I've gotten free copies of New York magazine, Bust, Wired, Rolling Stone, SELF, Esquire, People Style Watch, Parents, Women's Health, Conde Nast Portfolio, More, Traditional Home, Vogue, InStyle and Time Out New York. I've decided that once I settle into a job and a pad, I'll be subscribing to Bust, CN Portfolio, Blender and Adbusters. I think it's a good combination that exhibits my personality, but mostly they are just the only magazines I've read cover-to-cover and wanted more. I haven't had a real subscription in a while -- at some point I was getting RedBook, although I don't know why. I used to get Rolling Stone, Entertainment Weekly, Spin, Lifetime and Cosmo, and long before all that of course it was YM, Seventeen and American Girl. It's about time I invested in some magazines I really care about. Especially because I feel a lot more emotionally attached to the medium than ever before -- and even more so than I ever was to newspapers.

I've picked some favorites from the speakers, but they've all been pretty fantastic. I've learned so much stuff that I wish had been addressed in college. I can't wait for universities like Auburn to catch up to the publishing future. There's so much more excitement now. When I think Auburn journalism, I think black and white; when I think new media, everything is in color. I'm either brainwashed or just really, really, really doing the right thing for myself. I know newspapers do lots of great things on the Web, but they have definite limits. They can't stretch those limits like magazines can. Even the book business is experimenting with video "book trailers," which I learned today on GalleyCat.

I have so much going on in my head right now that it's hard to keep it all straight. So I think I'm going to spend some time typing up my notes from the past two weeks. But not before I share some more wisdom from magazine pros. This time more on the serious side, if you can decipher it out of context.

Young people are "heat seekers."

New magazines fill a "white space" in the market. (Not unlike how Athena filled her "blank spaces." Hmm ... )

You can hire a "voice doctor" if your writers have the wrong tone.

Editors are sometimes disappointed to realize "it's still just a magazine."

A magazine is a "meal" for readers.
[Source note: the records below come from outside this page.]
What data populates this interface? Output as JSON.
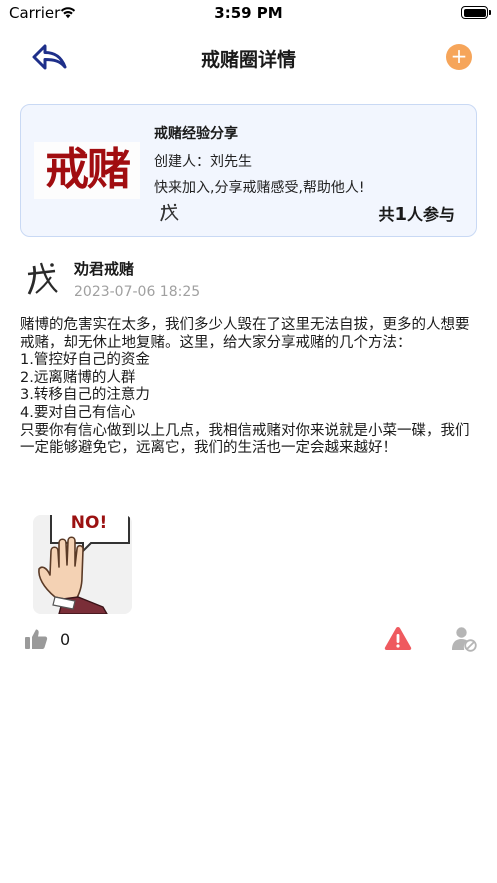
{
  "status_bar": {
    "carrier": "Carrier",
    "time": "3:59 PM"
  },
  "nav": {
    "title": "戒赌圈详情",
    "back_icon": "back-arrow-icon",
    "add_icon": "plus-icon",
    "add_label": "+",
    "accent_color": "#f6a55a"
  },
  "circle": {
    "logo_text": "戒赌",
    "name": "戒赌经验分享",
    "creator": "创建人：刘先生",
    "description": "快来加入,分享戒赌感受,帮助他人!",
    "member_prefix": "共",
    "member_count": "1",
    "member_suffix": "人参与",
    "logo_color": "#a10d10"
  },
  "post": {
    "author": "劝君戒赌",
    "timestamp": "2023-07-06 18:25",
    "body": "赌博的危害实在太多，我们多少人毁在了这里无法自拔，更多的人想要戒赌，却无休止地复赌。这里，给大家分享戒赌的几个方法：\n1.管控好自己的资金\n2.远离赌博的人群\n3.转移自己的注意力\n4.要对自己有信心\n只要你有信心做到以上几点，我相信戒赌对你来说就是小菜一碟，我们一定能够避免它，远离它，我们的生活也一定会越来越好！",
    "image_sign_text": "NO!",
    "like_count": "0",
    "like_icon": "thumbs-up-icon",
    "report_icon": "warning-icon",
    "block_icon": "block-user-icon",
    "report_color": "#ef5a5f"
  }
}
What would you rather eat?

You can enjoy a story without even reading it if it's designed well.

"Ads are like children. They're all beautiful."

"Anything can be done. You cannot be held back by what you don't have."
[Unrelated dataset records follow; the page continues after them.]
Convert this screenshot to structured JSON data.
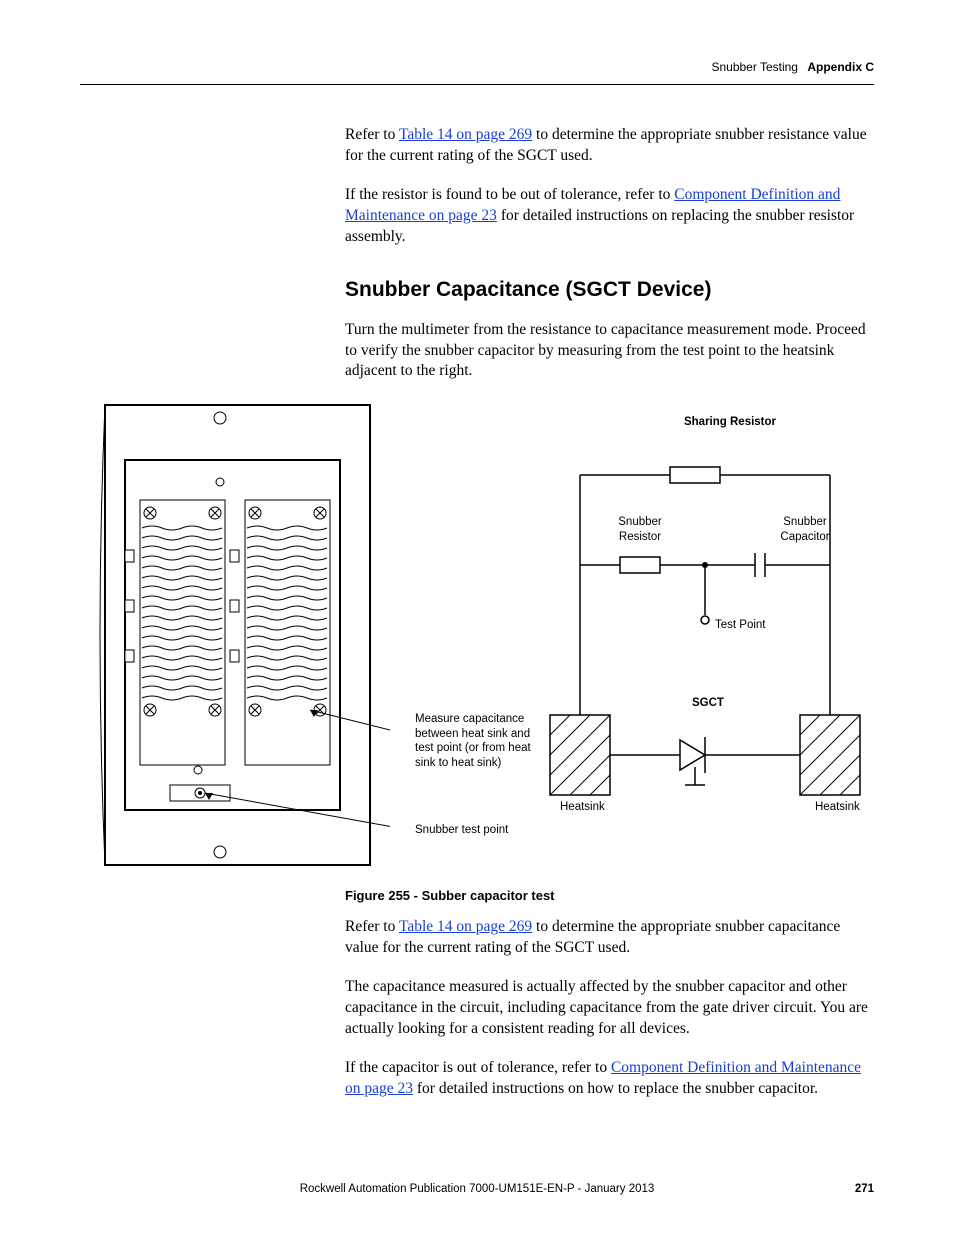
{
  "header": {
    "section": "Snubber Testing",
    "appendix": "Appendix C"
  },
  "para1a": "Refer to ",
  "link_table14": "Table 14 on page 269",
  "para1b": " to determine the appropriate snubber resistance value for the current rating of the SGCT used.",
  "para2a": "If the resistor is found to be out of tolerance, refer to ",
  "link_compdef": "Component Definition and Maintenance on page 23",
  "para2b": " for detailed instructions on replacing the snubber resistor assembly.",
  "heading": "Snubber Capacitance (SGCT Device)",
  "para3": "Turn the multimeter from the resistance to capacitance measurement mode. Proceed to verify the snubber capacitor by measuring from the test point to the heatsink adjacent to the right.",
  "figure": {
    "callout_measure": "Measure capacitance between heat sink and test point (or from heat sink to heat sink)",
    "callout_testpoint": "Snubber test point",
    "label_sharing_resistor": "Sharing Resistor",
    "label_snubber_resistor": "Snubber Resistor",
    "label_snubber_capacitor": "Snubber Capacitor",
    "label_test_point": "Test Point",
    "label_sgct": "SGCT",
    "label_heatsink_left": "Heatsink",
    "label_heatsink_right": "Heatsink",
    "caption": "Figure 255 - Subber capacitor test"
  },
  "para4a": "Refer to ",
  "para4b": " to determine the appropriate snubber capacitance value for the current rating of the SGCT used.",
  "para5": "The capacitance measured is actually affected by the snubber capacitor and other capacitance in the circuit, including capacitance from the gate driver circuit. You are actually looking for a consistent reading for all devices.",
  "para6a": "If the capacitor is out of tolerance, refer to ",
  "para6b": " for detailed instructions on how to replace the snubber capacitor.",
  "footer": {
    "publication": "Rockwell Automation Publication 7000-UM151E-EN-P - January 2013",
    "page": "271"
  }
}
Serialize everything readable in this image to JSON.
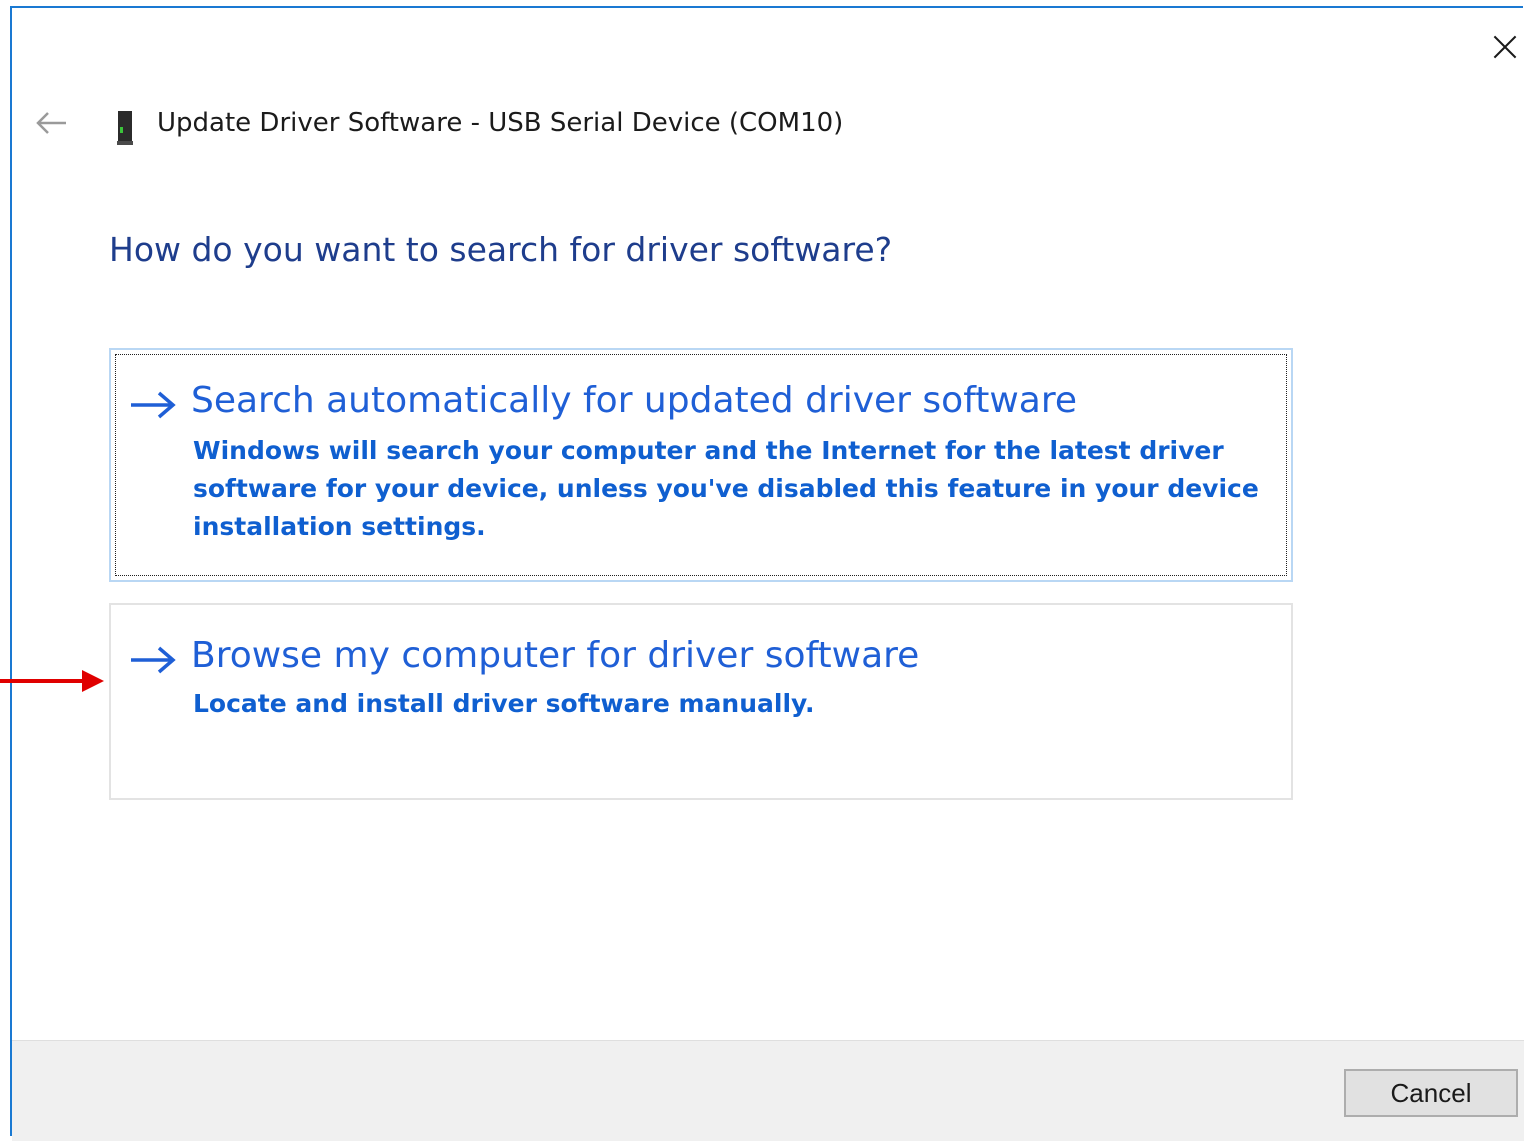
{
  "dialog": {
    "back_icon": "back-arrow-icon",
    "device_icon": "usb-device-icon",
    "title": "Update Driver Software - USB Serial Device (COM10)",
    "close_icon": "close-icon"
  },
  "heading": "How do you want to search for driver software?",
  "options": [
    {
      "title": "Search automatically for updated driver software",
      "description": "Windows will search your computer and the Internet for the latest driver software for your device, unless you've disabled this feature in your device installation settings.",
      "icon": "right-arrow-icon",
      "selected": true
    },
    {
      "title": "Browse my computer for driver software",
      "description": "Locate and install driver software manually.",
      "icon": "right-arrow-icon",
      "selected": false
    }
  ],
  "annotation": {
    "icon": "red-pointer-arrow",
    "color": "#e00000"
  },
  "footer": {
    "cancel_label": "Cancel"
  },
  "colors": {
    "window_border": "#1a79d2",
    "heading": "#1e3d8c",
    "link": "#1f5fd6",
    "selected_border": "#b9d7f4",
    "footer_bg": "#f0f0f0"
  }
}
The well is a sacred space.

"People want to know more than what's on the surface. The deserve more because they are smarter."

Don't live in the past.

Search-engine optimization is a "cult science."

"The classic image of the blog is the 22-year-old sitting at home in pajamas saying bitchy things."
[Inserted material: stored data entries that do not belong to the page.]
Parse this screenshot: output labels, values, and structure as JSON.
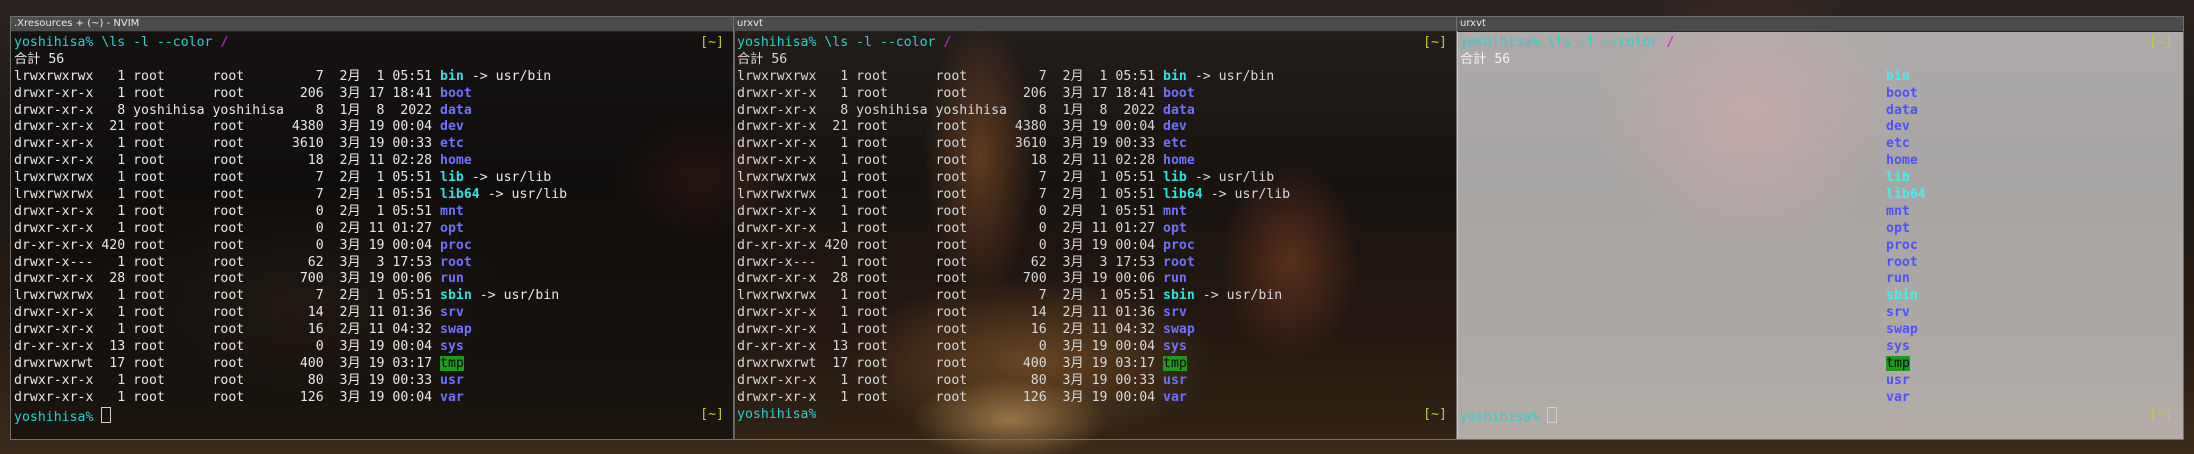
{
  "windows": [
    {
      "title": ".Xresources + (~) - NVIM"
    },
    {
      "title": "urxvt"
    },
    {
      "title": "urxvt"
    }
  ],
  "terminal": {
    "prompt": "yoshihisa%",
    "command": "\\ls -l --color",
    "slash": "/",
    "cwd_indicator": "[~]",
    "total_line": "合計 56",
    "rows": [
      {
        "meta": "lrwxrwxrwx   1 root      root         7  2月  1 05:51 ",
        "name": "bin",
        "target": " -> usr/bin",
        "kind": "link"
      },
      {
        "meta": "drwxr-xr-x   1 root      root       206  3月 17 18:41 ",
        "name": "boot",
        "target": "",
        "kind": "dir"
      },
      {
        "meta": "drwxr-xr-x   8 yoshihisa yoshihisa    8  1月  8  2022 ",
        "name": "data",
        "target": "",
        "kind": "dir"
      },
      {
        "meta": "drwxr-xr-x  21 root      root      4380  3月 19 00:04 ",
        "name": "dev",
        "target": "",
        "kind": "dir"
      },
      {
        "meta": "drwxr-xr-x   1 root      root      3610  3月 19 00:33 ",
        "name": "etc",
        "target": "",
        "kind": "dir"
      },
      {
        "meta": "drwxr-xr-x   1 root      root        18  2月 11 02:28 ",
        "name": "home",
        "target": "",
        "kind": "dir"
      },
      {
        "meta": "lrwxrwxrwx   1 root      root         7  2月  1 05:51 ",
        "name": "lib",
        "target": " -> usr/lib",
        "kind": "link"
      },
      {
        "meta": "lrwxrwxrwx   1 root      root         7  2月  1 05:51 ",
        "name": "lib64",
        "target": " -> usr/lib",
        "kind": "link"
      },
      {
        "meta": "drwxr-xr-x   1 root      root         0  2月  1 05:51 ",
        "name": "mnt",
        "target": "",
        "kind": "dir"
      },
      {
        "meta": "drwxr-xr-x   1 root      root         0  2月 11 01:27 ",
        "name": "opt",
        "target": "",
        "kind": "dir"
      },
      {
        "meta": "dr-xr-xr-x 420 root      root         0  3月 19 00:04 ",
        "name": "proc",
        "target": "",
        "kind": "dir"
      },
      {
        "meta": "drwxr-x---   1 root      root        62  3月  3 17:53 ",
        "name": "root",
        "target": "",
        "kind": "dir"
      },
      {
        "meta": "drwxr-xr-x  28 root      root       700  3月 19 00:06 ",
        "name": "run",
        "target": "",
        "kind": "dir"
      },
      {
        "meta": "lrwxrwxrwx   1 root      root         7  2月  1 05:51 ",
        "name": "sbin",
        "target": " -> usr/bin",
        "kind": "link"
      },
      {
        "meta": "drwxr-xr-x   1 root      root        14  2月 11 01:36 ",
        "name": "srv",
        "target": "",
        "kind": "dir"
      },
      {
        "meta": "drwxr-xr-x   1 root      root        16  2月 11 04:32 ",
        "name": "swap",
        "target": "",
        "kind": "dir"
      },
      {
        "meta": "dr-xr-xr-x  13 root      root         0  3月 19 00:04 ",
        "name": "sys",
        "target": "",
        "kind": "dir"
      },
      {
        "meta": "drwxrwxrwt  17 root      root       400  3月 19 03:17 ",
        "name": "tmp",
        "target": "",
        "kind": "tmp"
      },
      {
        "meta": "drwxr-xr-x   1 root      root        80  3月 19 00:33 ",
        "name": "usr",
        "target": "",
        "kind": "dir"
      },
      {
        "meta": "drwxr-xr-x   1 root      root       126  3月 19 00:04 ",
        "name": "var",
        "target": "",
        "kind": "dir"
      }
    ]
  },
  "colors": {
    "prompt": "#2ccfcf",
    "directory": "#7070ff",
    "symlink": "#30e0e0",
    "tmp_bg": "#1f9a1f",
    "cwd_indicator": "#c8c83a",
    "slash": "#cc22cc"
  }
}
Comments are much more interesting than letters.

Flash looks cool, but it doesn't drive traffic.

"It's a very sober environment."

Consumers have been empowered to advocate brands.

"Choice is not the enemy."

"Don't assume tried-and-true will continue to perform."

"TV is icky."

You have to compete with yourself so no one else does.

People don't want supermodels anymore. They want celebrities they like.

People don't read web content at home in their precious leisure time, they read it during stolen moments at work.

There is a difference between telling someone, "Stop eating before you're full," and telling them, "Leave three bites on your plate."

"Tri-quarterly" = we "tried" to be quarterly, but it didn't always happen.

"Knitting is a lot more lucrative than feminism."

Wednesday, June 4, 2008

publishing immersion


So although I don't have time to go into much of what's going on in NYC right now, I did want to note a few choice words from today's sessions led by magazine-industry professionals.

"People with money have limited imaginations."

"Jesus sells."

"Print it all out. We'll recycle it later."